Eché una ojeada a Jung Kook. Éste se encogió de hombros.

—¡Y tu deja de dar a entender que estoy desquiciado porque no lo estoy! —Tae se volvió hacia él—. ¡Ya me tienes harto tu también con tus noticias y tus indagues sobre cadáveres para arriba y para abajo!

—Pero si no he dicho nada. —El menor torció la boca en un leve puchero—.  ¿Por qué me atacas?

—Porque estás pensando mal de mí.

—No lo hago. 

—Claro que sí.

Estuve a punto de advertirles que no era ni el momento ni el lugar para que se enzarzaran en uno de sus interminable intercambios verbales porque, pese a mi resolución, me encontraba fatal. Suerte que no tuve que intervenir. La declamación que bramó en la plaza, firme y solemne, los silenció al instante.

—¡Nos reunimos una vez más para rendirte homenaje!
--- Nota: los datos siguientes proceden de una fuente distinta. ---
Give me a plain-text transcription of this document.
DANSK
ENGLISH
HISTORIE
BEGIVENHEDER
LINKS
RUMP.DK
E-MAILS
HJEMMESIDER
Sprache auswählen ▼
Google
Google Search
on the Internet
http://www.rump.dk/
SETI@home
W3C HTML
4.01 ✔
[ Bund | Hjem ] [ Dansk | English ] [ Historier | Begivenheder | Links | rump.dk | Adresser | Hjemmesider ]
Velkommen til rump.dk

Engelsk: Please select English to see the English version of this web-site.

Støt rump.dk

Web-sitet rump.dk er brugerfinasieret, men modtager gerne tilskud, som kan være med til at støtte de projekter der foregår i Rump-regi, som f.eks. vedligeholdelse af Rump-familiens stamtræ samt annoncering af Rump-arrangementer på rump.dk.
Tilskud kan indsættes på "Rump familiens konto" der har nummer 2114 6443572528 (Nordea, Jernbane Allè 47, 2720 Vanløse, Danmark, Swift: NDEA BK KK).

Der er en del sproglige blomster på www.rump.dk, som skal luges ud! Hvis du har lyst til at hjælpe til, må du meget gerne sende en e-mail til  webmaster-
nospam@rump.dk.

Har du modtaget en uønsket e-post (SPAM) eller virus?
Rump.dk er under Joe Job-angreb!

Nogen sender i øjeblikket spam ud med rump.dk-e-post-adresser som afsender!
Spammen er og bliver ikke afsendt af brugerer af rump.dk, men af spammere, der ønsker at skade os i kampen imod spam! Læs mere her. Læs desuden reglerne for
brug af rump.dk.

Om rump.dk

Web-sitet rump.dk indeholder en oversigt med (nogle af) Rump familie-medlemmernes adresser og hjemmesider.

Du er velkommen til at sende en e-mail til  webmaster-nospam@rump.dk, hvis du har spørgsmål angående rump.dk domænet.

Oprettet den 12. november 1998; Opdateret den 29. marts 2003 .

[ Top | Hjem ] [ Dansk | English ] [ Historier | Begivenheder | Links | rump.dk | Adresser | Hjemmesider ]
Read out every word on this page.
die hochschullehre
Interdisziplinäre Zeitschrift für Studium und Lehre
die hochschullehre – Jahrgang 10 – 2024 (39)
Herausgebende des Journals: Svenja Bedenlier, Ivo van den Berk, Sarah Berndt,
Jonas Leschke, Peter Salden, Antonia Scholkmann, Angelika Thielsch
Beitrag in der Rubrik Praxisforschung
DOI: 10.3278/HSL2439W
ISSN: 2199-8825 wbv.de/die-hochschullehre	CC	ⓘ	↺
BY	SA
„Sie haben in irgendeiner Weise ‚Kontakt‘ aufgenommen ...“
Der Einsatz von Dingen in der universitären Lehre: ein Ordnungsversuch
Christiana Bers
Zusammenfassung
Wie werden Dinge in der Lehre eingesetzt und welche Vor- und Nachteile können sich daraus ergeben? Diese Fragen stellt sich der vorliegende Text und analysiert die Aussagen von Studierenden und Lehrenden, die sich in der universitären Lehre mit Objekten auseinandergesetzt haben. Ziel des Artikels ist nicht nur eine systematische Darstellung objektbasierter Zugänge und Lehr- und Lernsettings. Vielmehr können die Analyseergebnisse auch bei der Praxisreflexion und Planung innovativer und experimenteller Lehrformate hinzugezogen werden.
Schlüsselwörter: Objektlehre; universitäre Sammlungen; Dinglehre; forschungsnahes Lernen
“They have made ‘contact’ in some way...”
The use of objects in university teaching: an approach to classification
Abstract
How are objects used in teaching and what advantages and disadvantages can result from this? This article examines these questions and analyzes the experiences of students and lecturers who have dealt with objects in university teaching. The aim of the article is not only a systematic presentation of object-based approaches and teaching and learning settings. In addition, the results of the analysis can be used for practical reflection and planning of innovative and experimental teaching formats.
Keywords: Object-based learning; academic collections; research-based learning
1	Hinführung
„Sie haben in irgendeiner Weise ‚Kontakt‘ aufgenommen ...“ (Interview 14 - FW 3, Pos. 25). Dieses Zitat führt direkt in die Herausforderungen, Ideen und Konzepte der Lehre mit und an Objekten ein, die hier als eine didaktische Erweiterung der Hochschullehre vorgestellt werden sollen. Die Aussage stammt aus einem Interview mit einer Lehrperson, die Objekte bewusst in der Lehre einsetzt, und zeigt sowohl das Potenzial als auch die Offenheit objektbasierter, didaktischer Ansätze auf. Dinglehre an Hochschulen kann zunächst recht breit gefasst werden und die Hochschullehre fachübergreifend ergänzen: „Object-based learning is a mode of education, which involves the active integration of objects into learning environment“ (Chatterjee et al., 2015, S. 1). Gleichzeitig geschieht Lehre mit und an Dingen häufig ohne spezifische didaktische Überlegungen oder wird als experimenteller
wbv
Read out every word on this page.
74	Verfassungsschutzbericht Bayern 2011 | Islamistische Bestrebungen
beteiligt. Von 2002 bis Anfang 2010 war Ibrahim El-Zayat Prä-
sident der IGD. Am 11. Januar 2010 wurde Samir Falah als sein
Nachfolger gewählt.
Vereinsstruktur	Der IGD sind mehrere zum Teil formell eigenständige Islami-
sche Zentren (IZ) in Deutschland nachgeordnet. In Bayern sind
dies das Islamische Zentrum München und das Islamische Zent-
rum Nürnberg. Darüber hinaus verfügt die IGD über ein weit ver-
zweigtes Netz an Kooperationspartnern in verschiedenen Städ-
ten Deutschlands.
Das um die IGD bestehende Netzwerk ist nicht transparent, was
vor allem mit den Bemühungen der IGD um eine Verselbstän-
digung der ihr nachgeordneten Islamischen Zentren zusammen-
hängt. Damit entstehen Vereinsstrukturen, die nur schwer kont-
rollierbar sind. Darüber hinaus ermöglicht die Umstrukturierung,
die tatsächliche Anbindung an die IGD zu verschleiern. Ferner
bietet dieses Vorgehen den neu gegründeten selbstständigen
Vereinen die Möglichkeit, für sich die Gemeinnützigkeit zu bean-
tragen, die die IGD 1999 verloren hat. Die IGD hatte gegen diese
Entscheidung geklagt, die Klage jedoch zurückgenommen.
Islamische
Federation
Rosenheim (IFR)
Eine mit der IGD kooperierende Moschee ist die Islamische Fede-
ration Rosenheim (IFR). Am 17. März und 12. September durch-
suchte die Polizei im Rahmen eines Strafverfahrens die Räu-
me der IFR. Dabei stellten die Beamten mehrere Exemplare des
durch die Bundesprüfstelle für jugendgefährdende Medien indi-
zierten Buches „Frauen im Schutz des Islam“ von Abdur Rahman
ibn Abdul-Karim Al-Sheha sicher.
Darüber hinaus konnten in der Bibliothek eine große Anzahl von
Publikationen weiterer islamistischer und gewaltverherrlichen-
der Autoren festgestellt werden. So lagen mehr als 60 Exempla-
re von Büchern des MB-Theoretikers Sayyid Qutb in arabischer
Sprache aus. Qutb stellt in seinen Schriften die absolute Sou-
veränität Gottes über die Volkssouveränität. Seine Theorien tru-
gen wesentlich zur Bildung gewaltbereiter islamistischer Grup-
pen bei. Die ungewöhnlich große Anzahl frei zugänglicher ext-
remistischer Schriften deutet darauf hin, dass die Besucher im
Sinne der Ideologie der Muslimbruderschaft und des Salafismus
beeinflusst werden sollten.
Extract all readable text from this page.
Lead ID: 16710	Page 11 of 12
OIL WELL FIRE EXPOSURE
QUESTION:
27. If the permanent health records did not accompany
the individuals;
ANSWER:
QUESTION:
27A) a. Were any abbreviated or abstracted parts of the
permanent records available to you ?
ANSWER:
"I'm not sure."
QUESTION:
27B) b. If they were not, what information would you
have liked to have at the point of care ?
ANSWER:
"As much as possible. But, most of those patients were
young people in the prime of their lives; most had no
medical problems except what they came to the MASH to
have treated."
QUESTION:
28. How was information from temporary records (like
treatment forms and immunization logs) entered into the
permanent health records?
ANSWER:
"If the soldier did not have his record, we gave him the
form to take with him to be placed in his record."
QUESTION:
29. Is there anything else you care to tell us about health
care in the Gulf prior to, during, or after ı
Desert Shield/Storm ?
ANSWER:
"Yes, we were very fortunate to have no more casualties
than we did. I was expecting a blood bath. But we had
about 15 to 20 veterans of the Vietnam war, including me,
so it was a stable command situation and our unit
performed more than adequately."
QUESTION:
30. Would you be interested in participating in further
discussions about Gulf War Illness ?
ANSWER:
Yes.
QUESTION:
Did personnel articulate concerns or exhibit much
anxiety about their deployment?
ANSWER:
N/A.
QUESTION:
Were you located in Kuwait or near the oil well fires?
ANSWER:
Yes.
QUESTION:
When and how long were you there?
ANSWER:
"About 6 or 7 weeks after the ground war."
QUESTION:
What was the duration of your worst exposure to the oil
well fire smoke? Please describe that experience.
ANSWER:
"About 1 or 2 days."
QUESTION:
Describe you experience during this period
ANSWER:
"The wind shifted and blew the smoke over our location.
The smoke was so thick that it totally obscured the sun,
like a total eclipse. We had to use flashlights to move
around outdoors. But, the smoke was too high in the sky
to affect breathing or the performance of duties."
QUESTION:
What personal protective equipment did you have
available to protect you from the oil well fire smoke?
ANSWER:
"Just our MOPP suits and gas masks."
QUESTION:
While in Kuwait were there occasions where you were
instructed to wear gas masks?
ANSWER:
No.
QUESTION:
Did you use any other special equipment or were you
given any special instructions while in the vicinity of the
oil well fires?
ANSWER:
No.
A pocos metros de donde estábamos, una mujer de edad media, con el cabello castaño suelto y ropa holgada de corte antiguo y vivos colores, trazaba con un bastón un dibujo imaginario sobre los baldosines mientras un círculo de aldeanos se conformaba en torno a ella.  

—Los aquí presentes te agradecemos por permitirnos disfrutar de un amanecer más —continuó—. Nos mantenemos arrepentidos por los actos de nuestro linaje y reiteramos nuestra promesa.

El grupo repitió las frases, en coro. ¿Pero qué era eso? Y, ¿una promesa? Entonces, ¿no se limitaban solo a pedir perdón?  Me acerqué un poco, desconcertado. Todos mantenían una actitud cabizbaja, de inclinación. Algunos sostenían velas encendidas. Otros llevaban ramos de flores. El resto quemadores de hierbas humeantes como los de la señora Kim.

—Lo que se arrebató será restaurado.

El murmullo en eco de los presentes me erizó la piel.

—Nosotros no pintamos nada dentro de ese grupo de locos. —Tae me tiró de la capucha de la sudadera y me impidió acercarme más—. Vamos a casa a recoger las maletas.

—Sí pero... —repasé la escena, con los ojos pegados a las llamas de las velas—. ¿Qué hacen?

—El idiota. —Fue el investigador Kim Seok Jin el que respondió—. Dentro de este pueblo hay un sector que piensa que pueden llegar a pactar con el demonio del que tanto hablan.

—¿Y qué quieren pactar? —intervino Jung Kook.

—Que respete sus vidas.

Fue entonces cuando el cielo se encapotó. Los truenos, repentinos, hicieron temblar la tierra. El aire se levantó con violencia. Una bandada de cuervos surcó por encima de nuestras cabezas. El manto de lluvia cayó como una tupida tela de lágrimas heladas procedente del firmamento. 

La gente dejó caer los presentes y se dispersó en diferentes direcciones. Jung Kook dijo algo sobre refugiarse hasta que escapara y Tae Hyung maldijo a los de la previsión meteorológica por no haber anunciado la tormenta. O, al menos, eso me pareció. Mis ojos se acababan de encontrar con los de Yoon Gi, que me observaba de pie en medio de las flores y velas, tan empapado por el agua como yo mismo, y me eclipsé por completo.